To my ears, the D-word (decoupage) has always been associated with cheesy DIY projects. Someone says decoupage and I hear "cutesy pink cats." Supremely uncool at BEST, offensively crafty and crudely trashy at worst.
S0, you can imagine my surprise when I learned that my dear mother and fellow artist Lydia was embarking on what I was certain would be a decoupage disaster. Fearing that she would forever abandon her paintbrushes for a gluestick, I wondered if some kind of midlife crisis could be implicated.

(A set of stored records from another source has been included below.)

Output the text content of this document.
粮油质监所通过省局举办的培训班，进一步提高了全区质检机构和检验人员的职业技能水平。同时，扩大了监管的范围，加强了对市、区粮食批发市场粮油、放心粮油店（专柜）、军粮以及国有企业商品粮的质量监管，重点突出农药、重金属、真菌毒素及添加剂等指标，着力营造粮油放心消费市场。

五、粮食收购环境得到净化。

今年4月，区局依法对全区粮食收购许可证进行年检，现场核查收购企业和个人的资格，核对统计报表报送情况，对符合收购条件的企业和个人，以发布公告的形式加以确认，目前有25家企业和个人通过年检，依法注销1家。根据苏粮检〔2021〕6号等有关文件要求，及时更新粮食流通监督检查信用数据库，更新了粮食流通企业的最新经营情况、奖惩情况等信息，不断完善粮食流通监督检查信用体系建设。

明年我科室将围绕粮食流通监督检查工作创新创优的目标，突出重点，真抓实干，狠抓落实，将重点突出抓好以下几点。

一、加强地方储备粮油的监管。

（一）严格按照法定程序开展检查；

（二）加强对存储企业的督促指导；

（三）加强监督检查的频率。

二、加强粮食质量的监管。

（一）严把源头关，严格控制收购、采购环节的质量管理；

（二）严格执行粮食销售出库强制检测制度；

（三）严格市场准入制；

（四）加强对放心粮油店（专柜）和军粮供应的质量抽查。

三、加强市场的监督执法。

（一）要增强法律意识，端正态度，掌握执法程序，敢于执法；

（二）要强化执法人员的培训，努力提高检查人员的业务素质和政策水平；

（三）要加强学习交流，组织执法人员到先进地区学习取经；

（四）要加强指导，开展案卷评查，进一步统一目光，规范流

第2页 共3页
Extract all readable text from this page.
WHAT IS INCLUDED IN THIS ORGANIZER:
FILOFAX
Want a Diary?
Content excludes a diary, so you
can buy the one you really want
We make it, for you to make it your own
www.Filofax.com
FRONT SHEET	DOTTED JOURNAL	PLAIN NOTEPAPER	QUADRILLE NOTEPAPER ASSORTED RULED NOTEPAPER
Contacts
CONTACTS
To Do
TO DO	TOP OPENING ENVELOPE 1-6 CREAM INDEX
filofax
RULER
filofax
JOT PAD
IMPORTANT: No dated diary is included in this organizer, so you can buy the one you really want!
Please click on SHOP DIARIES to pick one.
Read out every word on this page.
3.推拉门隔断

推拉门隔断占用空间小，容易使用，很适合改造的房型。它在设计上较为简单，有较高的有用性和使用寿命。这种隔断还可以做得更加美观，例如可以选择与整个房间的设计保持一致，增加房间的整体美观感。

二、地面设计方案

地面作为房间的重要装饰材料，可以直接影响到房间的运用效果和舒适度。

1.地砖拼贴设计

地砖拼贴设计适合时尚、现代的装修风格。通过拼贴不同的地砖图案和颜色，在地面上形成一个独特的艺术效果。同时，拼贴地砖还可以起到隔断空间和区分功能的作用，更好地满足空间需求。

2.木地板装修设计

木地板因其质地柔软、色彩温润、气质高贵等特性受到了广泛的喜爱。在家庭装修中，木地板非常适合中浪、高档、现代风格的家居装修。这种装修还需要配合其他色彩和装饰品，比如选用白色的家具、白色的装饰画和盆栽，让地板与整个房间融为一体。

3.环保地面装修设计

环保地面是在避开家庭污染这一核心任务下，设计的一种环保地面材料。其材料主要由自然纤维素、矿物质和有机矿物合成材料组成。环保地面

"NOT decoupage, lacca povera!" So went her adamant mantra. The difference? In theory, there isn't one— the concept is glue and lacquer. Lacca Povera refers to the 18th century, Venetian version of decoupage, later made fashionable and practiced by everyone from Victorian ladies to Lord Byron. However, Google image search tells a different story. Google "decoupage" and all vomitous horrors present themselves to you. Google "lacca povera" and you get something else entirely. As it turns out, lacca povera by any other name just isn't as sweet.
Happy to report that I am eating my words, I'm presenting the project as an (In)Decorous DIY. Considering my own preconceived notions of "decoupage," it's rather appropriate, isn't it?
1. The table, before:
2. The supplies: At a bare minimum you'll need some acrylic paints, a few brushes, a straightedge, shellac (here, both amber colored and clear were used), a foam brush for applying the shellac, and a printout of the design you plan to apply.
3. The design. This one came from a book on chinoiserie. I scanned it and then resized it appropriately before printing it out on ordinary computer paper, with a really awful bubble jet printer. The image should be a graphically simple line drawing in one color. Paint a thin coat of the clear shellac over the design. Let dry. This seals it so you can paint over the image.
4. Using acrylic paints, paint over the designs. Do whatever you want, the sky is the limit— you can even use metallics (metallic gold was used on the shells, for instance). Let dry.
5. The painted papers, taped to the table before being glued. You can take or leave this step.
6. Glue the designs where you want them. Glue stick works well for this purpose because it isn't watery. What you want to avoid are puckers, so smooth over the papers to make sure they lie flat.
7. Add in details with paint. Here, the top of the table was painted, along with borders around the paper cutouts. The borders help blend the paper in with the furniture. This is critical if you don't want an obviously "decoupaged" piece.
8. Finish with a coat (or several) of amber shellac. The amber tone ties the colors together and mutes the colors, contributing to an aged appearance.
One last word of advice: Feel free to experiment. This isn't pastry making, thank god. The Venetians used flour and water paste to attach the designs; we used gluestick. Sometimes it's good to switch things up, right?